In priciple an Analysis Facility user would like to use the AF infrastructure for its CI/CD tests, or whatever the user needs to trigger from its own machine. In order to do this, it possible to access the HTCondor pool and even deploy and use a remote Dask Cluster on top of it without accessing the JupyterLab instance. First of all, you need to start at least from an image which contains HTCondor. For simplicity purposes, let's start from the AF JupyterLab image:

docker run -ti ghcr.io/comp-dev-cms-ita/jupyterlab:AF20-alma9-v0.0.5-standalonejobqueue bash 
once you are there, the setup of the htcondor pool needs, in the case of personal usage:
export _condor_SCHEDD_NAME=131.154.98.185.myip.cloud.infn.it
export _condor_SCHEDD_HOST=131.154.98.185.myip.cloud.infn.it
export _condor_COLLECTOR_HOST=131.154.98.185.myip.cloud.infn.it:30618
export _condor_SCITOKENS_FILE=/tmp/token
export _condor_AUTH_SSL_CLIENT_CAFILE=/ca.crt
export _condor_SEC_DEFAULT_AUTHENTICATION_METHODS=SCITOKENS
export _condor_TOOL_DEBUG=D_FULLDEBUG,D_SECURITY
with /tmp/token being the same file as in the jhub. Once done this, the cluster should be accessible. In the case you are using a service account (which means that in CMS IAM a dedicated client has been created, and the admin has given you respective IAM_CLIENT_ID and IAM_CLIENT_SECRET), you just need to run this bash snippet:
IAM_TOKEN_ENDPOINT=https://cms-auth.web.cern.ch/token
result=$(curl -s -L \
  -d client_id=${IAM_CLIENT_ID} \
  -d client_secret=${IAM_CLIENT_SECRET} \
  -d grant_type=client_credentials \
  -d username=${IAM_CLIENT_ID} \
  -d password=${IAM_CLIENT_SECRET} \
  -d scope="openid profile offline_access wlcg" \
  ${IAM_TOKEN_ENDPOINT})

if [[ $? != 0 ]]; then
  echo "Error!"
  echo $result
  exit 1
fi

access_token=$(echo $result | jq -r .access_token)
refresh_token=$(echo $result | jq -r .refresh_token)

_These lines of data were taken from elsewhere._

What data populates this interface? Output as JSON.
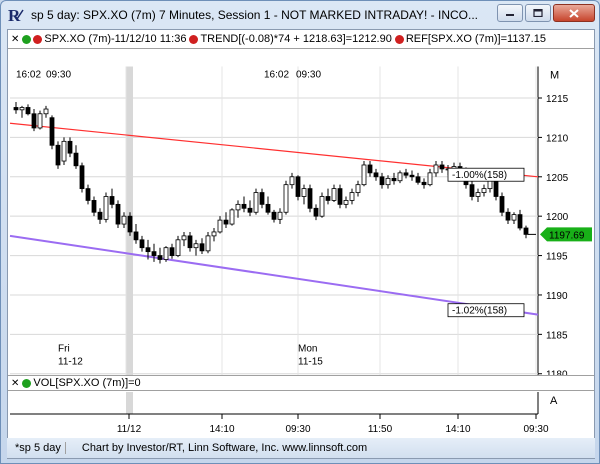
{
  "window": {
    "title": "sp 5 day: SPX.XO (7m) 7 Minutes, Session 1 - NOT MARKED INTRADAY! - INCO..."
  },
  "legend": {
    "symbol": "SPX.XO (7m)-11/12/10 11:36",
    "trend": "TREND[(-0.08)*74 + 1218.63]=1212.90",
    "ref": "REF[SPX.XO (7m)]=1137.15"
  },
  "time_labels_top": [
    "16:02",
    "09:30",
    "16:02",
    "09:30"
  ],
  "day_labels": [
    {
      "day": "Fri",
      "date": "11-12"
    },
    {
      "day": "Mon",
      "date": "11-15"
    }
  ],
  "annotations": {
    "upper_pct": "-1.00%(158)",
    "lower_pct": "-1.02%(158)",
    "last_price": "1197.69",
    "marker_m": "M",
    "marker_a": "A"
  },
  "vol_legend": "VOL[SPX.XO (7m)]=0",
  "x_axis_labels": [
    "11/12",
    "14:10",
    "09:30",
    "11:50",
    "14:10",
    "09:30"
  ],
  "status": {
    "tab": "*sp 5 day",
    "credit": "Chart by Investor/RT, Linn Software, Inc. www.linnsoft.com"
  },
  "colors": {
    "up_candle": "#ffffff",
    "down_candle": "#000000",
    "upper_trend": "#ff3030",
    "lower_trend": "#9b6cf2",
    "last_price_bg": "#18b018"
  },
  "chart_data": {
    "type": "candlestick",
    "y_ticks": [
      1215,
      1210,
      1205,
      1200,
      1195,
      1190,
      1185,
      1180
    ],
    "ylim": [
      1178,
      1219
    ],
    "grid": true,
    "upper_trend": {
      "start": 1211.8,
      "end": 1205.0
    },
    "lower_trend": {
      "start": 1197.5,
      "end": 1187.5
    },
    "last": 1197.69,
    "candles": [
      [
        1213.8,
        1214.5,
        1213.0,
        1213.5
      ],
      [
        1213.5,
        1214.0,
        1212.5,
        1213.8
      ],
      [
        1213.8,
        1214.2,
        1212.8,
        1213.0
      ],
      [
        1213.0,
        1213.6,
        1210.8,
        1211.2
      ],
      [
        1211.2,
        1213.4,
        1211.0,
        1213.0
      ],
      [
        1213.0,
        1214.0,
        1212.5,
        1213.6
      ],
      [
        1212.5,
        1212.8,
        1208.5,
        1209.0
      ],
      [
        1209.0,
        1209.5,
        1206.0,
        1206.5
      ],
      [
        1207.0,
        1210.0,
        1206.5,
        1209.5
      ],
      [
        1209.5,
        1210.0,
        1207.5,
        1208.0
      ],
      [
        1208.0,
        1209.0,
        1206.0,
        1206.4
      ],
      [
        1206.4,
        1206.8,
        1203.0,
        1203.5
      ],
      [
        1203.5,
        1204.0,
        1201.5,
        1202.0
      ],
      [
        1202.0,
        1202.5,
        1200.0,
        1200.5
      ],
      [
        1200.5,
        1201.0,
        1199.0,
        1199.6
      ],
      [
        1199.6,
        1203.0,
        1199.2,
        1202.5
      ],
      [
        1202.5,
        1203.5,
        1201.0,
        1201.5
      ],
      [
        1201.5,
        1202.0,
        1198.5,
        1199.0
      ],
      [
        1199.0,
        1200.5,
        1198.5,
        1200.0
      ],
      [
        1200.0,
        1200.5,
        1197.5,
        1198.0
      ],
      [
        1198.0,
        1199.0,
        1196.5,
        1197.0
      ],
      [
        1197.0,
        1197.5,
        1195.5,
        1196.0
      ],
      [
        1196.0,
        1197.0,
        1194.5,
        1195.5
      ],
      [
        1195.5,
        1196.5,
        1194.2,
        1195.0
      ],
      [
        1195.0,
        1196.0,
        1194.0,
        1194.5
      ],
      [
        1194.5,
        1196.2,
        1194.2,
        1196.0
      ],
      [
        1196.0,
        1196.5,
        1194.6,
        1195.0
      ],
      [
        1195.0,
        1197.5,
        1194.8,
        1197.0
      ],
      [
        1197.0,
        1198.0,
        1196.2,
        1197.5
      ],
      [
        1197.5,
        1198.0,
        1195.5,
        1196.0
      ],
      [
        1196.0,
        1197.0,
        1195.0,
        1196.5
      ],
      [
        1196.5,
        1197.2,
        1195.2,
        1195.6
      ],
      [
        1195.6,
        1198.0,
        1195.3,
        1197.5
      ],
      [
        1197.5,
        1198.5,
        1196.8,
        1198.0
      ],
      [
        1198.0,
        1200.0,
        1197.8,
        1199.5
      ],
      [
        1199.5,
        1200.5,
        1198.5,
        1199.0
      ],
      [
        1199.0,
        1201.0,
        1198.8,
        1200.8
      ],
      [
        1200.8,
        1202.0,
        1199.8,
        1201.5
      ],
      [
        1201.5,
        1202.5,
        1200.5,
        1201.0
      ],
      [
        1201.0,
        1202.0,
        1200.0,
        1200.5
      ],
      [
        1200.5,
        1203.5,
        1200.2,
        1203.0
      ],
      [
        1203.0,
        1203.5,
        1201.0,
        1201.5
      ],
      [
        1201.5,
        1202.5,
        1200.2,
        1200.5
      ],
      [
        1200.5,
        1200.8,
        1199.2,
        1199.6
      ],
      [
        1199.6,
        1201.0,
        1199.0,
        1200.5
      ],
      [
        1200.5,
        1204.5,
        1200.2,
        1204.0
      ],
      [
        1204.0,
        1205.5,
        1203.5,
        1205.0
      ],
      [
        1205.0,
        1205.2,
        1202.0,
        1202.5
      ],
      [
        1202.5,
        1204.0,
        1201.5,
        1203.5
      ],
      [
        1203.5,
        1204.0,
        1200.5,
        1201.0
      ],
      [
        1201.0,
        1201.5,
        1199.5,
        1200.0
      ],
      [
        1200.0,
        1203.0,
        1199.8,
        1202.5
      ],
      [
        1202.5,
        1203.5,
        1201.5,
        1202.0
      ],
      [
        1202.0,
        1204.0,
        1201.8,
        1203.5
      ],
      [
        1203.5,
        1204.0,
        1201.0,
        1201.5
      ],
      [
        1201.5,
        1202.5,
        1201.0,
        1202.0
      ],
      [
        1202.0,
        1203.5,
        1201.5,
        1203.0
      ],
      [
        1203.0,
        1204.5,
        1202.5,
        1204.0
      ],
      [
        1204.0,
        1207.0,
        1203.8,
        1206.5
      ],
      [
        1206.5,
        1207.0,
        1205.0,
        1205.5
      ],
      [
        1205.5,
        1206.0,
        1204.5,
        1205.0
      ],
      [
        1205.0,
        1205.5,
        1203.5,
        1204.0
      ],
      [
        1204.0,
        1205.2,
        1203.5,
        1204.8
      ],
      [
        1204.8,
        1205.5,
        1204.0,
        1204.5
      ],
      [
        1204.5,
        1205.8,
        1204.2,
        1205.5
      ],
      [
        1205.5,
        1206.0,
        1204.8,
        1205.2
      ],
      [
        1205.2,
        1205.8,
        1204.5,
        1205.0
      ],
      [
        1205.0,
        1205.5,
        1204.0,
        1204.3
      ],
      [
        1204.3,
        1204.8,
        1203.5,
        1204.0
      ],
      [
        1204.0,
        1206.0,
        1203.8,
        1205.5
      ],
      [
        1205.5,
        1207.0,
        1205.0,
        1206.5
      ],
      [
        1206.5,
        1207.0,
        1205.5,
        1206.0
      ],
      [
        1206.0,
        1206.5,
        1205.2,
        1206.0
      ],
      [
        1206.0,
        1206.8,
        1205.5,
        1206.3
      ],
      [
        1206.3,
        1206.8,
        1205.5,
        1205.8
      ],
      [
        1205.8,
        1206.2,
        1203.5,
        1204.0
      ],
      [
        1204.0,
        1204.5,
        1202.0,
        1202.5
      ],
      [
        1202.5,
        1203.5,
        1201.8,
        1203.0
      ],
      [
        1203.0,
        1204.0,
        1202.5,
        1203.5
      ],
      [
        1203.5,
        1205.0,
        1203.0,
        1204.5
      ],
      [
        1204.5,
        1204.8,
        1202.0,
        1202.5
      ],
      [
        1202.5,
        1203.0,
        1200.0,
        1200.5
      ],
      [
        1200.5,
        1201.0,
        1199.0,
        1199.5
      ],
      [
        1199.5,
        1200.5,
        1199.0,
        1200.2
      ],
      [
        1200.2,
        1200.8,
        1198.2,
        1198.5
      ],
      [
        1198.5,
        1198.8,
        1197.2,
        1197.69
      ]
    ]
  }
}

echo $access_token > my_access_token

export _condor_SCHEDD_NAME=131.154.98.185.myip.cloud.infn.it
export _condor_SCHEDD_HOST=131.154.98.185.myip.cloud.infn.it
export _condor_COLLECTOR_HOST=131.154.98.185.myip.cloud.infn.it:30618
export _condor_SCITOKENS_FILE=my_access_token
export _condor_AUTH_SSL_CLIENT_CAFILE=/ca.crt
export _condor_SEC_DEFAULT_AUTHENTICATION_METHODS=SCITOKENS
export _condor_TOOL_DEBUG=D_FULLDEBUG,D_SECURITY

Then, if you need to deploy a Dask Cluster:

export JUPYTERHUB_API_TOKEN=<copy from Jlab instance>
export REFRESH_TOKEN=<copy from Jlab instance>
export IAM_SERVER=https://cms-auth.web.cern.ch/
export IAM_CLIENT_ID=<if personal, copy from Jlab instance>
export IAM_CLIENT_SECRET=<if personal, copy from Jlab instance>

then, run via Python:

from dask_remote_jobqueue import RemoteHTCondor
import time
cluster = RemoteHTCondor(
        user = "ttedesch", #substitute with your username
        ssh_url = "cms-it-hub.cloud.cnaf.infn.it",
        ssh_url_port = 31023,
        sitename = "T2_LNL_PD", #substitute with desired side
        singularity_wn_image = "\"/cvmfs/unpacked.cern.ch/registry.hub.docker.com/dodasts/root-in-docker:ubuntu22-kernel-v1\"", #substitute with your image
        asynchronous = False,
        debug = False
)

cluster.start() #to start the cluster
print(cluster.scheduler_info)

cluster.close() #to remove the cluster
Info about the Dask scheduler will be prompted when it goes into running state, including the Dashboad URL: it can be accessed on the localhost of your docker container.